De facto, o «senhor Herman», como diria a nossa querida Lucy, deixou-se das piadas ordinárias e de pessoas nuas a passear-se pelo estúdio. Isto seria louvável, claro, se ele não o tivesse trocado por um programa de piadas fáceis, cheias de caretas e conversa lugar-comum.
Pensando bem, o Fernando Mendes, por mais populista que seja (e por mais que a sua imagem já esteja gasta e ele não demonstre prazer algum em fazer o seu trabalho) tem o mérito de assumir o papel que desempenha. Já o Herman, continua a falar alemão e a cantar a Amália enquanto exibe o look cabelo oxigenado, calças justas, sapato pontudo e cinto com brilhantes.
Pensando bem, a última vez que me lembro do Herman ter dito alguma coisa que me interessou foi quando veio a público esclarecer: «Não, não, eu só violei miúdos de 16 anos, isso não é pedofilia».

12 ou 22?

- Fazes bem! Tas mesmo na idade de fazer essas coisas!

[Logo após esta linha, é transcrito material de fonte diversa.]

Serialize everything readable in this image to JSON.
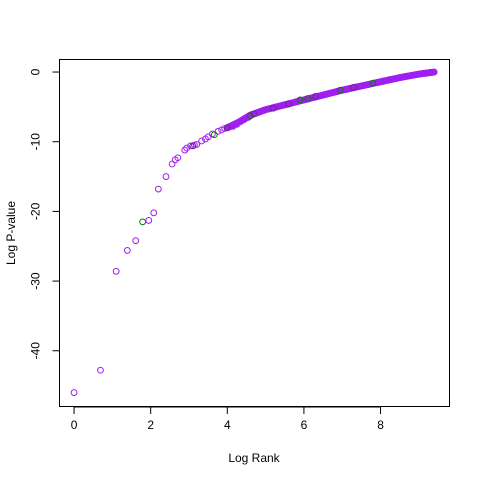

E, de repente, deixei de ouvir os elogios à minha coragem e distrai-me com um flashback de imagens de passado. Quando tinha doze anos lembro-me de olhar para os “mais velhos da escola” e querer que o tempo passasse a correr. Queria logo poder usar maquilhagem, saltos altos e malas de senhora. Fechava os olhos e tentava imaginar as minhas feições com aquela idade. Imaginava-me sempre bonita, crescida, até mesmo chique.
Quando penso nisso esboço sempre um sorriso. Sou tudo menos chique, crescida, bonita ou senhora. Não gosto de saltos altos e a maquilhagem faz-me comichão. Malas de senhora é para as “betinhas”. Eu sou “desportiva”, dizem os mais simpáticos.
Mas aos doze anos, essa possibilidade não existia. Queria ter filhos aos 23, para poder brincar com eles sem um grande gap geracional (ok, aos doze deveria dizer, “sem ser uma velha chata”). Agora quero ter filhos aos 30.
Mas dizem que os 50 são os novos 40. Seguindo essa lógica de raciocínio, os 40 são os novos 30 e os 30 os novos 20. Faz sentido. O meu desejo mantém-se datado.
Mas espera. Um momento.
Assim sendo, eu agora, ao invés de 22, tenho 12?
Pois. Fez-se luz.
Mas mantenho os meus desejos.
Quando “já não tiver idade para essas coisas” quero ser crescida, bonita, usar saltos altos e roupa de senhora. Mas para já nao. Só tenho doze anos!